Pointing Fingers Does Nothing But Stretch Our Ligaments

The Kansas City Star, looking to open its editorial pages to new writers, initiated a program called Midwest Voices. They solicited 500 word essays from its readers. I sent this. Since they don't want it, I will add it to the non-burgeoning list of my writings.

They selected writers full of namby-pamby niceness. Guess that's why they didn't select me. A shame, I think. The editorial page infuriates me, not with intemperate anarchy, but with niceness, politeness, and absolutely silly positive attitude. The comics are more abrasive.

We've read much about Bowling for Columbine, a film that examines why America suffers from so much gun violence. A commonly invoked conclusion is that racism, classism, (and quite likely ageism, speciesism, and planetism too) "stoke" the fires of hatred, and that hatred boils into murderous violence primarily because guns are easily available.

Stoke is probably a word chosen to sound like "cause" without actually being "cause." Because ageism, racism, or any other ism will not cause one person to shoot another. It is foolish to believe otherwise.

Racism cannot kill. Racism is an idea, not a behavior. And today we have lost the ability to distinguish between those two things. Bad ideas are only ideas, no matter how foul they may be. They are not of any consequence until they are acted upon. It is the behaviors, not the ideas that inspire them, that are the problem. Individuals act. Individuals pick up guns, load bullets into them, and pull the triggers. These individuals may believe they are acting properly, or may have no fear of punishment, or may simply not care. But the evils of our society kill no one. By spreading the blame, we lose the responsibility.

Are racism and classism worse now than in the past? I doubt it. Though most of us are not satisfied with the equality of opportunity, we recognize America has come far from separate but equal.
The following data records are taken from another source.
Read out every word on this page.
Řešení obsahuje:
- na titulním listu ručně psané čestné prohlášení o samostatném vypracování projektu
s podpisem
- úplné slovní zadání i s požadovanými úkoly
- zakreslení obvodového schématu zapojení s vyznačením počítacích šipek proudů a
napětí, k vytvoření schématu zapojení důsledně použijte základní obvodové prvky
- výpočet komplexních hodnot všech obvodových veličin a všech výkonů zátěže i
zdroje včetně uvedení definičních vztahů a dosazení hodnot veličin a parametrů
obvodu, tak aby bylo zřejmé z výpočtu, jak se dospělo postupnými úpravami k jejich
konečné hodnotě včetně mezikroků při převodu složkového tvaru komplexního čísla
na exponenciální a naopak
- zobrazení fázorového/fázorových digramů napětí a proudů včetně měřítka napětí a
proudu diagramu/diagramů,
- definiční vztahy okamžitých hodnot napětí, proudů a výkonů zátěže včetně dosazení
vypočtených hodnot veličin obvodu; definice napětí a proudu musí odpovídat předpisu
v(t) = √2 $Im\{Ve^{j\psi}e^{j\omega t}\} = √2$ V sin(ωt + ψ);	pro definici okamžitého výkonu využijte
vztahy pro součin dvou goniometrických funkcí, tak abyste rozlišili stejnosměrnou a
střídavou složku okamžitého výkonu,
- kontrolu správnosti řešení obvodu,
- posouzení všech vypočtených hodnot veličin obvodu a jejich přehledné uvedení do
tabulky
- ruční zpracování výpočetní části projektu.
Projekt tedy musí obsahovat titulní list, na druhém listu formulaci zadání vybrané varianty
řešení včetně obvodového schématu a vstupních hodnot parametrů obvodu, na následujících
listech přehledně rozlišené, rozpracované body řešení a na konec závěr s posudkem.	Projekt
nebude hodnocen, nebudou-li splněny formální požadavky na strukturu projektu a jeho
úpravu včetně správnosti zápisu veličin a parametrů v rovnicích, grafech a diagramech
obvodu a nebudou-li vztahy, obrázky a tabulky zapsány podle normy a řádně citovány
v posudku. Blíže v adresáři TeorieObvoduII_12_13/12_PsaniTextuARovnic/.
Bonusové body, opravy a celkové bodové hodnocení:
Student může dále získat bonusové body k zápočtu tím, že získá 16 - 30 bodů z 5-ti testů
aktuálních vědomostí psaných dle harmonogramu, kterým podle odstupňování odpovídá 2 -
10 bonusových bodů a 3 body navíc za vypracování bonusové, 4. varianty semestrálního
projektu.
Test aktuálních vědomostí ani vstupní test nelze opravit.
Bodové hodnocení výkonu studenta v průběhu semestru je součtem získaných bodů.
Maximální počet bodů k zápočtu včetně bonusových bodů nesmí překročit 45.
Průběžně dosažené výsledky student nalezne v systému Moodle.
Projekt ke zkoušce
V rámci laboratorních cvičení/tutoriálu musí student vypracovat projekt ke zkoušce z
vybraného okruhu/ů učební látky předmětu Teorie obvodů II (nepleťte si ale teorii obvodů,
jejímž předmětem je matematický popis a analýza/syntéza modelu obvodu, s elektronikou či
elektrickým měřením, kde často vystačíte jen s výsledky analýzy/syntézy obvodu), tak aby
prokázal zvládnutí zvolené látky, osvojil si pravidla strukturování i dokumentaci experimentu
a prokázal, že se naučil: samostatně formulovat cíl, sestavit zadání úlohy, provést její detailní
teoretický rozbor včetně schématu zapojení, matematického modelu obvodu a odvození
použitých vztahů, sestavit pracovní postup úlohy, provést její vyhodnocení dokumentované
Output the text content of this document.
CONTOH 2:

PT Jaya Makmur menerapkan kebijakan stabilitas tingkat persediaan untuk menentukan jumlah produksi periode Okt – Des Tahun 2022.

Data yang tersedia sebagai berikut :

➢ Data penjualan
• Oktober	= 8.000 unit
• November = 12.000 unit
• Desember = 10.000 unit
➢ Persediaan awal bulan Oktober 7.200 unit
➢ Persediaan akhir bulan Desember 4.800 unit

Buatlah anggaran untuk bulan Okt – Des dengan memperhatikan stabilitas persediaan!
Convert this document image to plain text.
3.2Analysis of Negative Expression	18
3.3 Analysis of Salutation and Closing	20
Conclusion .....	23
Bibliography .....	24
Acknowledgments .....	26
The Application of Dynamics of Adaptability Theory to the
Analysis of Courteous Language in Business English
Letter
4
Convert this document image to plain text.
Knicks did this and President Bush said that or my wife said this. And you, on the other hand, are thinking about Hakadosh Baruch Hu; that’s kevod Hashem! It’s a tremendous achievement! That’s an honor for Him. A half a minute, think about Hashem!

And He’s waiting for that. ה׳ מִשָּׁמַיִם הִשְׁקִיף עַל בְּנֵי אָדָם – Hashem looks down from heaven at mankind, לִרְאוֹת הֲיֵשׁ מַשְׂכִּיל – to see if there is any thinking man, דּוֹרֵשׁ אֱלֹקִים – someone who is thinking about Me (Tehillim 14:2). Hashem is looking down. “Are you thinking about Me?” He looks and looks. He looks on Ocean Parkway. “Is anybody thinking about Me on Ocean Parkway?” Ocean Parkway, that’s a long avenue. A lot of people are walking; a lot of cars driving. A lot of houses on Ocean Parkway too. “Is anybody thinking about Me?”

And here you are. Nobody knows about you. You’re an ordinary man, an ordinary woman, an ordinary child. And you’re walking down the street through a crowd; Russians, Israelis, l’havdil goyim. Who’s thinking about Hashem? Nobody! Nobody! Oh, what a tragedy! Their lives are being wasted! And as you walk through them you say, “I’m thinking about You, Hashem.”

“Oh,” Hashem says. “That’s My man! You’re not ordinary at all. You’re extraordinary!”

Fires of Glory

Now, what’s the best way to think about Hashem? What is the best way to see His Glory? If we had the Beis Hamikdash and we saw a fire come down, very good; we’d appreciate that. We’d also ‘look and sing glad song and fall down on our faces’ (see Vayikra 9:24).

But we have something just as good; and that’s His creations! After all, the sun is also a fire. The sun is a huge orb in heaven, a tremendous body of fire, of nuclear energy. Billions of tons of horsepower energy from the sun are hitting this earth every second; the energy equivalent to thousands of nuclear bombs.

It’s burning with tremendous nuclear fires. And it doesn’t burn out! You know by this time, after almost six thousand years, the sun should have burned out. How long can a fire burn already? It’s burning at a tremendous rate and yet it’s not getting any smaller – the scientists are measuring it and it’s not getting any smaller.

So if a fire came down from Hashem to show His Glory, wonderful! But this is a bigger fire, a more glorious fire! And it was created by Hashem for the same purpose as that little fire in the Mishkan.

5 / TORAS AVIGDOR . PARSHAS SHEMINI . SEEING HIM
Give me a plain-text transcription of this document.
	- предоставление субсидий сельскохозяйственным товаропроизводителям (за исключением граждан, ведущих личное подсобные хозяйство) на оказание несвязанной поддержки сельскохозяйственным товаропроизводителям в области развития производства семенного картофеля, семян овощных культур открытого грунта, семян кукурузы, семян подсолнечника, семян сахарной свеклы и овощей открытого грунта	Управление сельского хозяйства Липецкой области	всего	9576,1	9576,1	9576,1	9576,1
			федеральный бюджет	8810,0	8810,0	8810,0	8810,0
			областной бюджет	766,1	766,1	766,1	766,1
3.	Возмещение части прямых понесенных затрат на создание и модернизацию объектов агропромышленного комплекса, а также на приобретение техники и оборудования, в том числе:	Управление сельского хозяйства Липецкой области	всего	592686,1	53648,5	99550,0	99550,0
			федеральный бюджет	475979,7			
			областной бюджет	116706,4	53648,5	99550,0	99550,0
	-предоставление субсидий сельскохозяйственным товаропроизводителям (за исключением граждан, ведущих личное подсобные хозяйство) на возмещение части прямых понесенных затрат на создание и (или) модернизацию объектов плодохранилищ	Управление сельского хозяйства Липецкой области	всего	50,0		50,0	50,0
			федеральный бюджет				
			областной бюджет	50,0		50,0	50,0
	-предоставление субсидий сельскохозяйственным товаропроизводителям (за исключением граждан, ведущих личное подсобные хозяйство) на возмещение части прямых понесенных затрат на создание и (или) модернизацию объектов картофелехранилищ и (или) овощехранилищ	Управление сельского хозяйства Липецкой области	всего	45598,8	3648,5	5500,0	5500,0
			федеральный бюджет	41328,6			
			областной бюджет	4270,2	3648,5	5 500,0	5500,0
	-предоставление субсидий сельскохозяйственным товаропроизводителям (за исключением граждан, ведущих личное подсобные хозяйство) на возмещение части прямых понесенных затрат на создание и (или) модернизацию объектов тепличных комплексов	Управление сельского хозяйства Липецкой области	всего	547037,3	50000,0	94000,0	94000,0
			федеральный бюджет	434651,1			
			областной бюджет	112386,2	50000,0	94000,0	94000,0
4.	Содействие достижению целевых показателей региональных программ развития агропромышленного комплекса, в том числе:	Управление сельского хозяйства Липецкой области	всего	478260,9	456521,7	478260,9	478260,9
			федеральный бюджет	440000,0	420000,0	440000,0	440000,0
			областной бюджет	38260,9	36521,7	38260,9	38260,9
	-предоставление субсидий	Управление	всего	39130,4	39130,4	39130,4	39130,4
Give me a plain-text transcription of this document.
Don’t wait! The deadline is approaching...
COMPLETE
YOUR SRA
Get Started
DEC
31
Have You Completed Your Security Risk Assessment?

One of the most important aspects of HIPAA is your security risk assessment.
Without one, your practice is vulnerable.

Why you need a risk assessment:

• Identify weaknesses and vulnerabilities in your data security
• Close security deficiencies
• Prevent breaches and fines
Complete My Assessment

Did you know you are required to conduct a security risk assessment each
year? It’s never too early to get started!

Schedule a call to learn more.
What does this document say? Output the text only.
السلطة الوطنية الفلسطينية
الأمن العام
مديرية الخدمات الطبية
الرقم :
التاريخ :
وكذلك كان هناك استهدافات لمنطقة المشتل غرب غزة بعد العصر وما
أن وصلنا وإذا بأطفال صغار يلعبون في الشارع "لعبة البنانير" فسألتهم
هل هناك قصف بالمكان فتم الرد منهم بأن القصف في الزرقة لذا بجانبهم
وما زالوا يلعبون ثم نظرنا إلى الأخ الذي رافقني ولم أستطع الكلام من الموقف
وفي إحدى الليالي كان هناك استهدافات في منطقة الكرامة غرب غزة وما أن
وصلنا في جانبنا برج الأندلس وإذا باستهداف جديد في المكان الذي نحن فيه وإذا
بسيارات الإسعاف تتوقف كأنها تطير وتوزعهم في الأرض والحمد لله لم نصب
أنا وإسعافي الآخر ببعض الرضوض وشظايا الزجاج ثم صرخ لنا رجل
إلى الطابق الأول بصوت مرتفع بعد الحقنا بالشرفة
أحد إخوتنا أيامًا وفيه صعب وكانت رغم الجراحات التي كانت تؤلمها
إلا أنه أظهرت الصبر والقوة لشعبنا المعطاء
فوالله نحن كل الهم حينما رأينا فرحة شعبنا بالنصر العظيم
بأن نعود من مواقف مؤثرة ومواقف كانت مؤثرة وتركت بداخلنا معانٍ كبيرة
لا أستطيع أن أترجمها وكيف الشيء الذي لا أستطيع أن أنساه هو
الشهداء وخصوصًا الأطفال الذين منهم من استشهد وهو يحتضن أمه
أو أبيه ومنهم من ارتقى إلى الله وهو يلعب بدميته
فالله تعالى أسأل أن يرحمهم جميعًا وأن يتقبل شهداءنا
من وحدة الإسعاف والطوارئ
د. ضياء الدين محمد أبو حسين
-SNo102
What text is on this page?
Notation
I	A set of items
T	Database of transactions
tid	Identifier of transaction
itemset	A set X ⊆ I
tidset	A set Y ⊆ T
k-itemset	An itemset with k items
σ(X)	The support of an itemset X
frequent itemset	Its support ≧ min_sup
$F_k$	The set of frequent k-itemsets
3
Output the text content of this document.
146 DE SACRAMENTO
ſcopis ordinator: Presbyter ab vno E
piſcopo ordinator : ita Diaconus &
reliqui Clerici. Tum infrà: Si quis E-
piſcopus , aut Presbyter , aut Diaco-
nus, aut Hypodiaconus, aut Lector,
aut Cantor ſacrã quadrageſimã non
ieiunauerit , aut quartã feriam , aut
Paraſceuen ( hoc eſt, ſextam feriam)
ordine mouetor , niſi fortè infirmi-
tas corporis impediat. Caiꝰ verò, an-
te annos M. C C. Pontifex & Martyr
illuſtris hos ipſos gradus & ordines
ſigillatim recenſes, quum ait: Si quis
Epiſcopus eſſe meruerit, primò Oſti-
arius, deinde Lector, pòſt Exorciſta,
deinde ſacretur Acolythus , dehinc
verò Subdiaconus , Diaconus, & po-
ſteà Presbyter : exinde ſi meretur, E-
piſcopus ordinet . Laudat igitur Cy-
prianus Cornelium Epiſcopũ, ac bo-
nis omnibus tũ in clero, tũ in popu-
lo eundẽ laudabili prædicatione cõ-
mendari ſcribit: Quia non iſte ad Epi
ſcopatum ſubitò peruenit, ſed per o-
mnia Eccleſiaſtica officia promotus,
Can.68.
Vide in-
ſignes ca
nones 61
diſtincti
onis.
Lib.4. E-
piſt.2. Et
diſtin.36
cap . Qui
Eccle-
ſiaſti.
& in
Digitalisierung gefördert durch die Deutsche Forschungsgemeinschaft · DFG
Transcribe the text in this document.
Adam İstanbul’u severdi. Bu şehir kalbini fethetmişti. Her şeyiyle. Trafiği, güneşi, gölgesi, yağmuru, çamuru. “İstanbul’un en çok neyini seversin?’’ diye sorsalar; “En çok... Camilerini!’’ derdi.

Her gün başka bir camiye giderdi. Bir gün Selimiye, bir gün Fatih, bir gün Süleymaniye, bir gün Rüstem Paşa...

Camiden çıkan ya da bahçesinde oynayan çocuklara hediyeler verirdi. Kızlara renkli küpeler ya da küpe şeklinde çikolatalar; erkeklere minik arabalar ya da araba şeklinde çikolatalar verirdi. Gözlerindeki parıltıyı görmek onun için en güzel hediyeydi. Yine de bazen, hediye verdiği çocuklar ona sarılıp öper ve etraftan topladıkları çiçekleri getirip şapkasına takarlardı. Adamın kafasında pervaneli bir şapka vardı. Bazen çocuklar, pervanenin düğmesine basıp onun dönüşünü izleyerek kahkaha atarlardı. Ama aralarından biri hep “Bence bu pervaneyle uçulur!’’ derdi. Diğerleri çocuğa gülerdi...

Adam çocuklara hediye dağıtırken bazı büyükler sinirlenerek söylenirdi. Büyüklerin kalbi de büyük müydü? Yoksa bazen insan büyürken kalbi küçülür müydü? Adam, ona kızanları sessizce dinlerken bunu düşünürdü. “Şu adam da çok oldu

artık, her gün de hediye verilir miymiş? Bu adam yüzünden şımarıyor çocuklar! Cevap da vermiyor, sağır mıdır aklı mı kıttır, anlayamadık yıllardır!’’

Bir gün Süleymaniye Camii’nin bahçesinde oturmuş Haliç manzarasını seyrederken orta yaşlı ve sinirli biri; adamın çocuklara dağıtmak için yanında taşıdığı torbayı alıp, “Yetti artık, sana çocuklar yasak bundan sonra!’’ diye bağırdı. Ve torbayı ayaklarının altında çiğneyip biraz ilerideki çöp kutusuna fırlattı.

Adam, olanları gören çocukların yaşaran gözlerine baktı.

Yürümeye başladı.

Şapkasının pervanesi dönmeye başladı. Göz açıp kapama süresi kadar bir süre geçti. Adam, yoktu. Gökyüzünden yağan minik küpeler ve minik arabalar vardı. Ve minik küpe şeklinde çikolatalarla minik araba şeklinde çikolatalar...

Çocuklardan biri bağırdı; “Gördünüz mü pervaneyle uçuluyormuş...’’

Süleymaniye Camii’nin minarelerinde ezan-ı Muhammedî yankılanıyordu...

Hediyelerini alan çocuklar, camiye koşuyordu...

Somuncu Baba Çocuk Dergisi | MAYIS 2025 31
Yet violence, while declining from the astronomical levels of a few years ago, far exceeds the levels of our racist past. In 1933 five men died at Union Station in one of our most famous crimes. Several recent murders have claimed five or more victims, yet they hardly make the front page. Something about our attitude toward about murder has changed; that which once disgusted now is too commonplace, too casual, too cavalier.

In the Racist Fifties, guns were simply everywhere. Sears sold them to kids, with little fuss or fear. Most people had guns around, and knew how to use them. Students openly brought them to school to work on in shop. Yet murder rates were well below those in this Brady-Billed world.

Houses do not get built because lumber, hammers, and nails are available. They arise because a person of vision wants them to. If necessary supplies are in short supply, other equally serviceable materials will be pressed into action. It is not the availability of guns that causes murder, just as it is not the inaccessibility of guns that prevents murder. People kill, and they kill because they want to. This is the ugly truth. More people today than in the past want to kill. That is what has increased in the last forty years. Guns make it easy, and certainly some murders would not occur without the ready availability of guns. But the attitudes that fill our hearts drive our behavior, and those attitudes are full of murder. Thus, the news is as well.